The European Commission report, published on October 15th, estimates an overvaluation of close to 35% compared to internal fundamentals and shows a clear deterioration in accessibility. The UBS Bubble Index (September 2025) reminds us that when real prices stabilize globally, peripheral markets are the first to lose traction. And, despite this, INE data shows that Portugal continues to see prices rise by double digits (+17.2% in the last quarter of the same year) and with transactions growing (+15% to 43 thousand units), a sign that the rise is not sustained by easy credit, but by real imbalance: little supply, resilient demand.

If we accept that the question is not “bubble or not bubble” but the quality of the system’s response, what matters is where the country can evolve in the next 3–4 years.

In the base scenario, recently announced public measures (EIB, PPP, 6% VAT in eligible segments) advance, but at an unequal speed between municipalities; licensing improves only marginally and supply grows, but insufficiently. In this regime, nominal prices tend to rise by 2% to 4% per year and rents in new contracts by 3% to 5% per year, with accessibility stabilizing, but not recovering. It is a “containment without resolution” scenario.

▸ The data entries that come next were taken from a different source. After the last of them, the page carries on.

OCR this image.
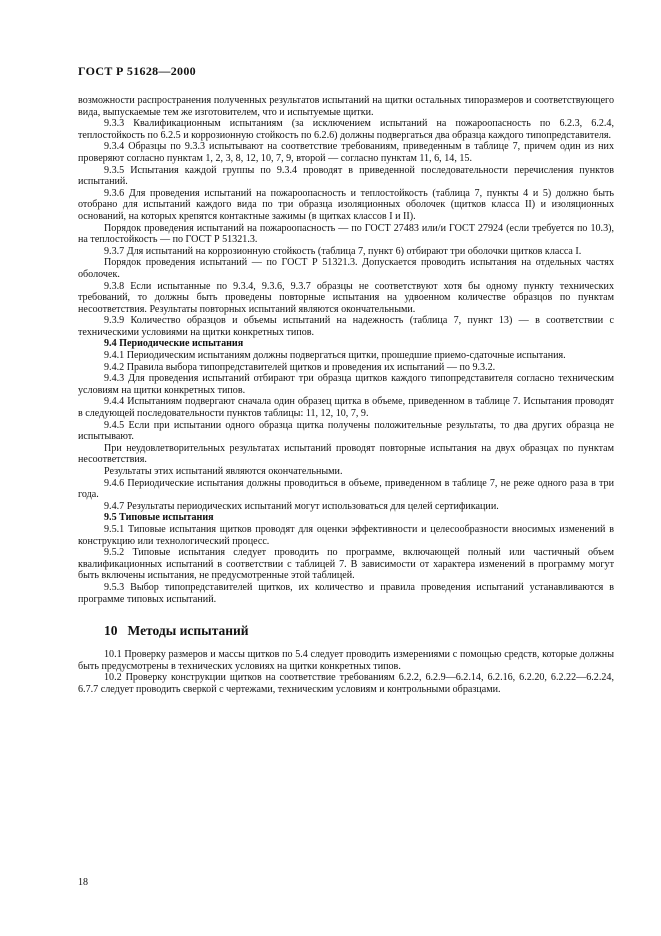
ГОСТ Р 51628—2000

возможности распространения полученных результатов испытаний на щитки остальных типоразмеров и соответствующего вида, выпускаемые тем же изготовителем, что и испытуемые щитки.

9.3.3 Квалификационным испытаниям (за исключением испытаний на пожароопасность по 6.2.3, 6.2.4, теплостойкость по 6.2.5 и коррозионную стойкость по 6.2.6) должны подвергаться два образца каждого типопредставителя.

9.3.4 Образцы по 9.3.3 испытывают на соответствие требованиям, приведенным в таблице 7, причем один из них проверяют согласно пунктам 1, 2, 3, 8, 12, 10, 7, 9, второй — согласно пунктам 11, 6, 14, 15.

9.3.5 Испытания каждой группы по 9.3.4 проводят в приведенной последовательности перечисления пунктов испытаний.

9.3.6 Для проведения испытаний на пожароопасность и теплостойкость (таблица 7, пункты 4 и 5) должно быть отобрано для испытаний каждого вида по три образца изоляционных оболочек (щитков класса II) и изоляционных оснований, на которых крепятся контактные зажимы (в щитках классов I и II).

Порядок проведения испытаний на пожароопасность — по ГОСТ 27483 или/и ГОСТ 27924 (если требуется по 10.3), на теплостойкость — по ГОСТ Р 51321.3.

9.3.7 Для испытаний на коррозионную стойкость (таблица 7, пункт 6) отбирают три оболочки щитков класса I.

Порядок проведения испытаний — по ГОСТ Р 51321.3. Допускается проводить испытания на отдельных частях оболочек.

9.3.8 Если испытанные по 9.3.4, 9.3.6, 9.3.7 образцы не соответствуют хотя бы одному пункту технических требований, то должны быть проведены повторные испытания на удвоенном количестве образцов по пунктам несоответствия. Результаты повторных испытаний являются окончательными.

9.3.9 Количество образцов и объемы испытаний на надежность (таблица 7, пункт 13) — в соответствии с техническими условиями на щитки конкретных типов.

9.4 Периодические испытания

9.4.1 Периодическим испытаниям должны подвергаться щитки, прошедшие приемо-сдаточные испытания.

9.4.2 Правила выбора типопредставителей щитков и проведения их испытаний — по 9.3.2.

9.4.3 Для проведения испытаний отбирают три образца щитков каждого типопредставителя согласно техническим условиям на щитки конкретных типов.

9.4.4 Испытаниям подвергают сначала один образец щитка в объеме, приведенном в таблице 7. Испытания проводят в следующей последовательности пунктов таблицы: 11, 12, 10, 7, 9.

9.4.5 Если при испытании одного образца щитка получены положительные результаты, то два других образца не испытывают.

При неудовлетворительных результатах испытаний проводят повторные испытания на двух образцах по пунктам несоответствия.

Результаты этих испытаний являются окончательными.

9.4.6 Периодические испытания должны проводиться в объеме, приведенном в таблице 7, не реже одного раза в три года.

9.4.7 Результаты периодических испытаний могут использоваться для целей сертификации.

9.5 Типовые испытания

9.5.1 Типовые испытания щитков проводят для оценки эффективности и целесообразности вносимых изменений в конструкцию или технологический процесс.

9.5.2 Типовые испытания следует проводить по программе, включающей полный или частичный объем квалификационных испытаний в соответствии с таблицей 7. В зависимости от характера изменений в программу могут быть включены испытания, не предусмотренные этой таблицей.

9.5.3 Выбор типопредставителей щитков, их количество и правила проведения испытаний устанавливаются в программе типовых испытаний.

10 Методы испытаний

10.1 Проверку размеров и массы щитков по 5.4 следует проводить измерениями с помощью средств, которые должны быть предусмотрены в технических условиях на щитки конкретных типов.

10.2 Проверку конструкции щитков на соответствие требованиям 6.2.2, 6.2.9—6.2.14, 6.2.16, 6.2.20, 6.2.22—6.2.24, 6.7.7 следует проводить сверкой с чертежами, техническим условиям и контрольными образцами.

18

In an optimistic scenario, there is rapid execution with binding licensing deadlines, contractual standardization in PPPs, land release and incentives conditioned on real accessibility. In this environment, annual production could grow 40 to 60% by 2028, incomes stabilize and real prices converge to zero or slightly negative not due to collapse, but due to absorption of supply. Correction is “orderly”, non-violent.

In a stressful scenario, execution fails, rules fluctuate, regulatory uncertainty returns and supply does not expand. With external demand persisting, prices could accelerate again in hotspots by 6% to 9% per year and rents could worsen by 7% to 10% per year in the centers, pushing the middle class out of the system and transferring the risk from the financial domain to the social and political domain.

An example of innovation that I have been following and that gives me clear hope, although it affects another variable of the problem (the temporality of the stock), is the model that allows the sale of bare property while maintaining lifetime usufruct. It does not create supply, but it unlocks fixed assets and makes the future entry of that stock into the market predictable. By reducing transmission uncertainty, it reduces the risk of disorderly corrections and creates a horizon for long-term capital, without public expenditure.

The right discussion is not to label the cycle. It is about knowing whether Portugal has a credible plan to make this global demand compatible with the lives of the people who live and work here. Without a response from the execution side, the risk does not disappear: it moves. Not for the banks’ balance sheets, but for the country’s social body.